The all-American, death-denying artist whose work manages to be surprisingly pitch perfect.
“One of the reasons I’m interested in Jeff Koons is that Jeff is in denial of pain and death, but his denial is very eloquent. In comparison to Damien Hirst who has nothing to say.” *
I like this quote by the American critic and curator Robert Storr, even though I don’t really agree with him about Hirst. I think Hirst has quite a bit to say about death, beyond merely revealing a personal obsession with it. Hirst’s nervy adolescent death-musings are eloquently expressed, and that’s why there’s so much excellent juvenile humour in his work.

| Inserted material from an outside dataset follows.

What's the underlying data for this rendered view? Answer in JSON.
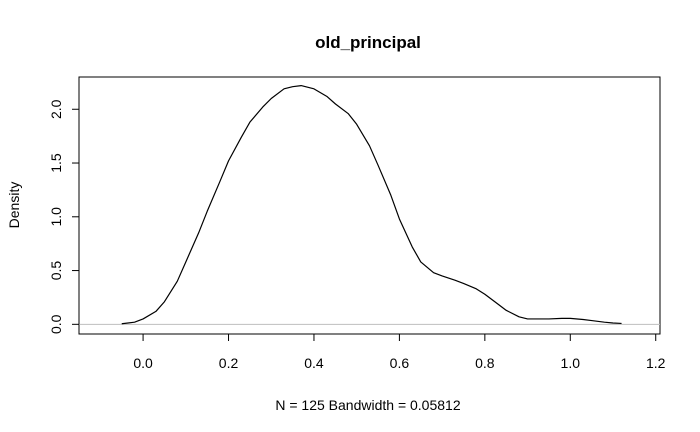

It’s true that his work isn’t elegiac about loss or anything grown up or substantive in that vein, but then Koons’ denial isn’t remotely grown up either, and this is what shapes him as a significant American artist. He’s so clever, yet so dumb.
Could Koons have self-actualised as the artist he is anywhere else? He could not, for though his lineage includes two Frenchmen, Duchamp and will-o’-the-wisp showman Yves Klein, he is Warhol’s progeny minus the squalor and morbidity. He holds a mirror up to America now, and what it reflects is neither beautiful nor critical.
Damien Hirst is currently showing a mini Koons retrospective in his spacious two-floor gallery in South London. Koons is the artist who, with his Equilibrium series (basketballs in glass tanks improbably suspended in sodium chloride water) and the pristine vacuum cleaners of his series The New, has had the single biggest impact on Hirst. The formal comparisons are obvious, even though the pared-down sleight-of-hand of Koons in those early works is absent.
The exhibition, which features work from Hirst’s own collection, demonstrates again why Koons is rarely as good in two-dimensions as he is in three, though there is at least one exception. Here are two huge photographic works from his lurid Made in Heaven series, featuring in graphic close-up Koons and his then wife, former porn actress Ilona Staller (aka Cicciolina), having hot-porno sex against a garish backdrop – a fairytale grotto-like setting that could be a blown-up detail from a sugary Thomas Kinkade painting. (Arthur Danto’s summing up of Koons’ work as “a vision of aesthetic hell”, from a 1989 review, might, for the high-minded, also apply to Kinkade’s Walmart aesthetics.)
On every conceivable level the images from Made in Heaven are meant as an affront to taste and decorum and that is part of their thrill, if these are indeed the kinds of faux-transgressions you thrill to. But the series at its best also works as a kind of burlesque take on Hollywood film posters.
Where Warhol’s films are grainy, amateur, and often too boring to watch for more than five minutes, and his Screen Tests a knowing and witty inversion of the studio screen test (in which Factory hangers-on were subjected to the uncomfortable scrutiny of the lens with no directions to fall back on), Koons hyper-real, hyper-saturated imagery outdoes the gloss of Hollywood studio production (albeit with deliberately fake-looking sets), while the imputed narcissism of Warhol’s superstars is redirected back on to the artist and his porn star wife. In the most famous billboard poster (not in this exhibition), the series title and the starring credits are displayed, with Koons staring seductively at the viewer, while Cicciolina throws her head back with (fake) orgasmic pleasure.
In the same room, we also find a huge bowl of eggs, all pink and white and about the same size as a minivan. Koons is well-known for sizing things up to gargantuan proportions. From puppies to tulip bouquets his pristine, outsized sculptures are resolutely and anodynely non-threatening. Shorn of any hint of the uncanny, they resist interpretation. And one senses it’s their resistance to meaning that draws fascination, as if they’re an extension of Koons’ own impenetrable persona. Which, to a large extent, they are.
The newest work here is the monumental Play-Doh. Made of polychromed aluminium the giant mountain of different-coloured Play-Doh lumps is a bravura piece of startling facsimile. It luxuriates in its brilliant dumbness, and like much of Koons’ work it takes us back to a state of childhood, when sensation rather than meaning rules. Redolent with nostalgia, this is the nostalgia for consumer goods, of perky television ads and pictures in magazines. It surpasses anything he’s ever done before in this vein.
But I think the best work in the exhibition, and among the best work of Koons’ career, can be found in the first room. Pristine vacuum cleaners line the walls or stand in glass cases, backlit or underlit with fluorescent lights. Minimal, beautiful, suggestive, they look like robots in pods awaiting activation. With their suction tubes and orifices, our thoughts run to penetration, to sex – the ultimate in fetishised consumer object. They date from around 1980, but look older. The date brings you up short: when has human memory ever kept pace with the speed of change? (as in, shit, they look like they should predate me, and they don’t). Koons may deny death, but mortality, with beautiful inevitability, creeps up on his work nonetheless.